- Directed by: Baz Luhrmann
- Produced by: Baz Luhrmann
- Starring: Nicole Kidman; Rodrigo Santoro;
- Cinematography: Mandy Walker
- Edited by: Daniel Schwarze
- Music by: Claude Debussy (arranged by Craig Armstrong)
- Production companies: Chanel; Bazmark [fr];
- Distributed by: Chanel
- Release date: 20 November 2004 (UK);
- Running time: 180 secs
- Country: United States
- Language: English
- Budget: US$33 million

= No. 5 the Film =

2004 short film

No. 5 the Film is a 2004 180-second short film directed by Baz Luhrmann and starring Nicole Kidman and Rodrigo Santoro. Karl Lagerfeld designed the costumes; he also briefly appears in the film.
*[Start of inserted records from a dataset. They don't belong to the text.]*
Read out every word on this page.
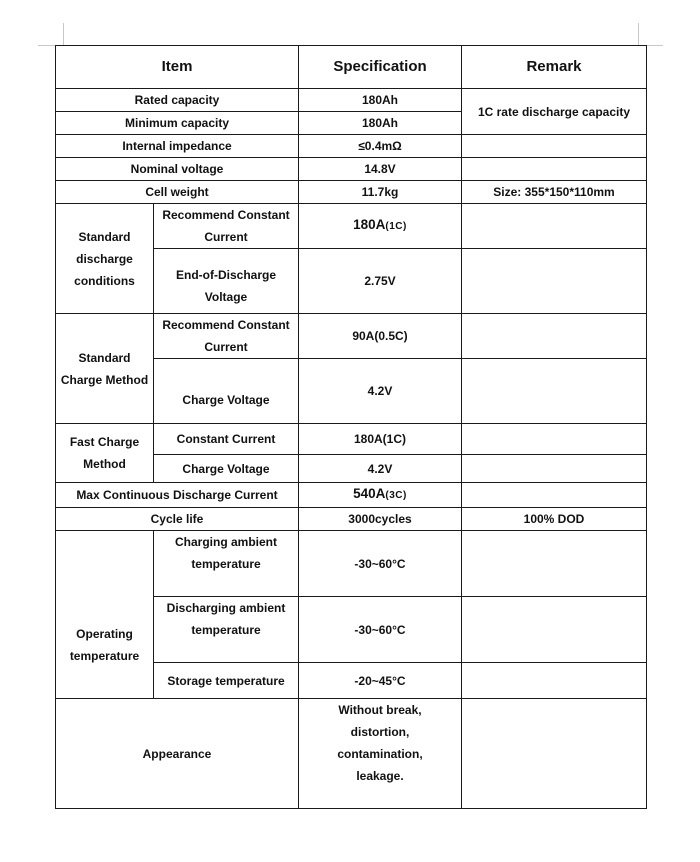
Item		Specification	Remark
Rated capacity		180Ah	1C rate discharge capacity
Minimum capacity		180Ah	
Internal impedance		≤0.4mΩ	
Nominal voltage		14.8V	
Cell weight		11.7kg	Size: 355*150*110mm
Standard discharge conditions	Recommend Constant Current	180A(1C)	
	End-of-Discharge Voltage	2.75V	
Standard Charge Method	Recommend Constant Current	90A(0.5C)	
	Charge Voltage	4.2V	
Fast Charge Method	Constant Current	180A(1C)	
	Charge Voltage	4.2V	
Max Continuous Discharge Current		540A(3C)	
Cycle life		3000cycles	100% DOD
Operating temperature	Charging ambient temperature	-30~60°C	
	Discharging ambient temperature	-30~60°C	
	Storage temperature	-20~45°C	
Appearance		Without break, distortion, contamination, leakage.	
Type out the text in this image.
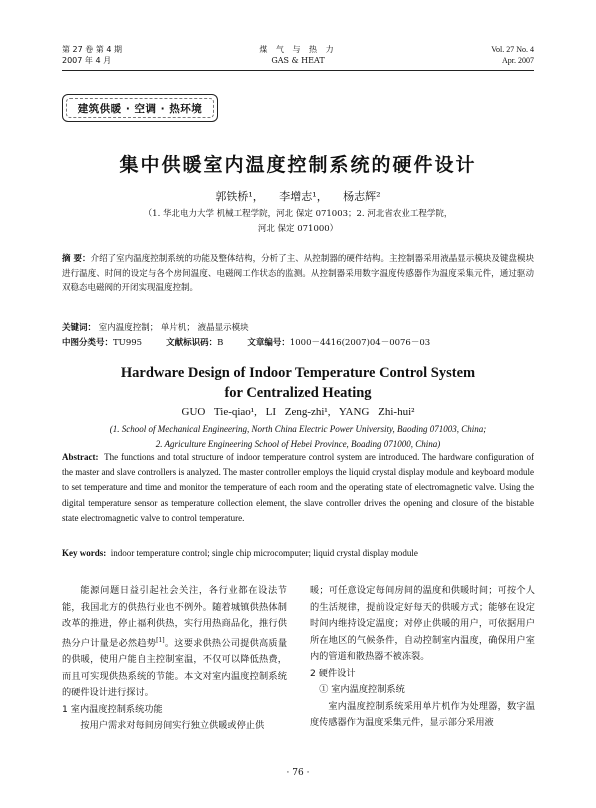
第 27 卷 第 4 期
2007 年 4 月
煤 气 与 热 力
GAS & HEAT
Vol. 27 No. 4
Apr. 2007
建筑供暖 · 空调 · 热环境
集中供暖室内温度控制系统的硬件设计
郭铁桥¹， 李增志¹， 杨志辉²
（1. 华北电力大学 机械工程学院，河北 保定 071003；2. 河北省农业工程学院，
河北 保定 071000）
摘 要：介绍了室内温度控制系统的功能及整体结构，分析了主、从控制器的硬件结构。主控制器采用液晶显示模块及键盘模块进行温度、时间的设定与各个房间温度、电磁阀工作状态的监测。从控制器采用数字温度传感器作为温度采集元件，通过驱动双稳态电磁阀的开闭实现温度控制。
关键词： 室内温度控制； 单片机； 液晶显示模块
中图分类号：TU995	文献标识码：B	文章编号：1000－4416(2007)04－0076－03
Hardware Design of Indoor Temperature Control System
for Centralized Heating
GUO Tie-qiao¹, LI Zeng-zhi¹, YANG Zhi-hui²
(1. School of Mechanical Engineering, North China Electric Power University, Baoding 071003, China;
2. Agriculture Engineering School of Hebei Province, Boading 071000, China)
Abstract: The functions and total structure of indoor temperature control system are introduced. The hardware configuration of the master and slave controllers is analyzed. The master controller employs the liquid crystal display module and keyboard module to set temperature and time and monitor the temperature of each room and the operating state of electromagnetic valve. Using the digital temperature sensor as temperature collection element, the slave controller drives the opening and closure of the bistable state electromagnetic valve to control temperature.
Key words: indoor temperature control; single chip microcomputer; liquid crystal display module

能源问题日益引起社会关注，各行业都在设法节能，我国北方的供热行业也不例外。随着城镇供热体制改革的推进，停止福利供热，实行用热商品化，推行供热分户计量是必然趋势[1]。这要求供热公司提供高质量的供暖，使用户能自主控制室温，不仅可以降低热费，而且可实现供热系统的节能。本文对室内温度控制系统的硬件设计进行探讨。

1 室内温度控制系统功能

按用户需求对每间房间实行独立供暖或停止供

暖；可任意设定每间房间的温度和供暖时间；可按个人的生活规律，提前设定好每天的供暖方式；能够在设定时间内维持设定温度；对停止供暖的用户，可依据用户所在地区的气候条件，自动控制室内温度，确保用户室内的管道和散热器不被冻裂。

2 硬件设计
① 室内温度控制系统

室内温度控制系统采用单片机作为处理器，数字温度传感器作为温度采集元件，显示部分采用液

· 76 ·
It is part of a new breed of advertising crossover films known as branded content. It had a budget of US$33 million, financed exclusively by Chanel. The film is an extended television commercial for Chanel No. 5 perfume. The film was initially screened in many North American cinemas during the "Coming Attractions" section preceding the main feature. During the 2006 Christmas season, an edited 30-second TV spot was shown on primetime on many networks in Canada and the United States. Kidman was paid $3 million for her role in the advertisement.

==Plot==
A famous celebrity (Nicole Kidman) runs away in a pink dress in the middle of Times Square in New York City, only to get into a cab with the one man who does not know who she is, a plot line similar to Roman Holiday. After four days in his Lower East Side apartment, her secretary (Lagerfeld) commands her to return to her life as a celebrity. The paparazzi take pictures of her as she walks upstairs and looks at big letters, a graphical device often used in Luhrmann's Red Curtain Trilogy, on top of a building that read "Coco Chanel" with her lover standing next to them. They smile at each other and then the credits are shown.

==Music==
The main musical theme of the film is Claude Debussy's "Clair de lune", arranged by Craig Armstrong and performed by the Sydney Symphony Orchestra.

==Runtime==
The original version after preliminary editing came to around 360 seconds, but this was later edited to a more manageable 180 seconds, including 60 seconds of credits, for television broadcasts and cinema advertisements. Further cutting has led to subsequent 90-second (as seen in the UK) and 30-second (seen mostly in the U.S. and Canada) versions of the advert, shown after the first runs of the advert.

==Sequel==
In 2014 Baz Luhrmann created a sequel film titled Chanel No. 5: The One That I Want. The film stars model Gisele Bündchen and actor Michiel Huisman.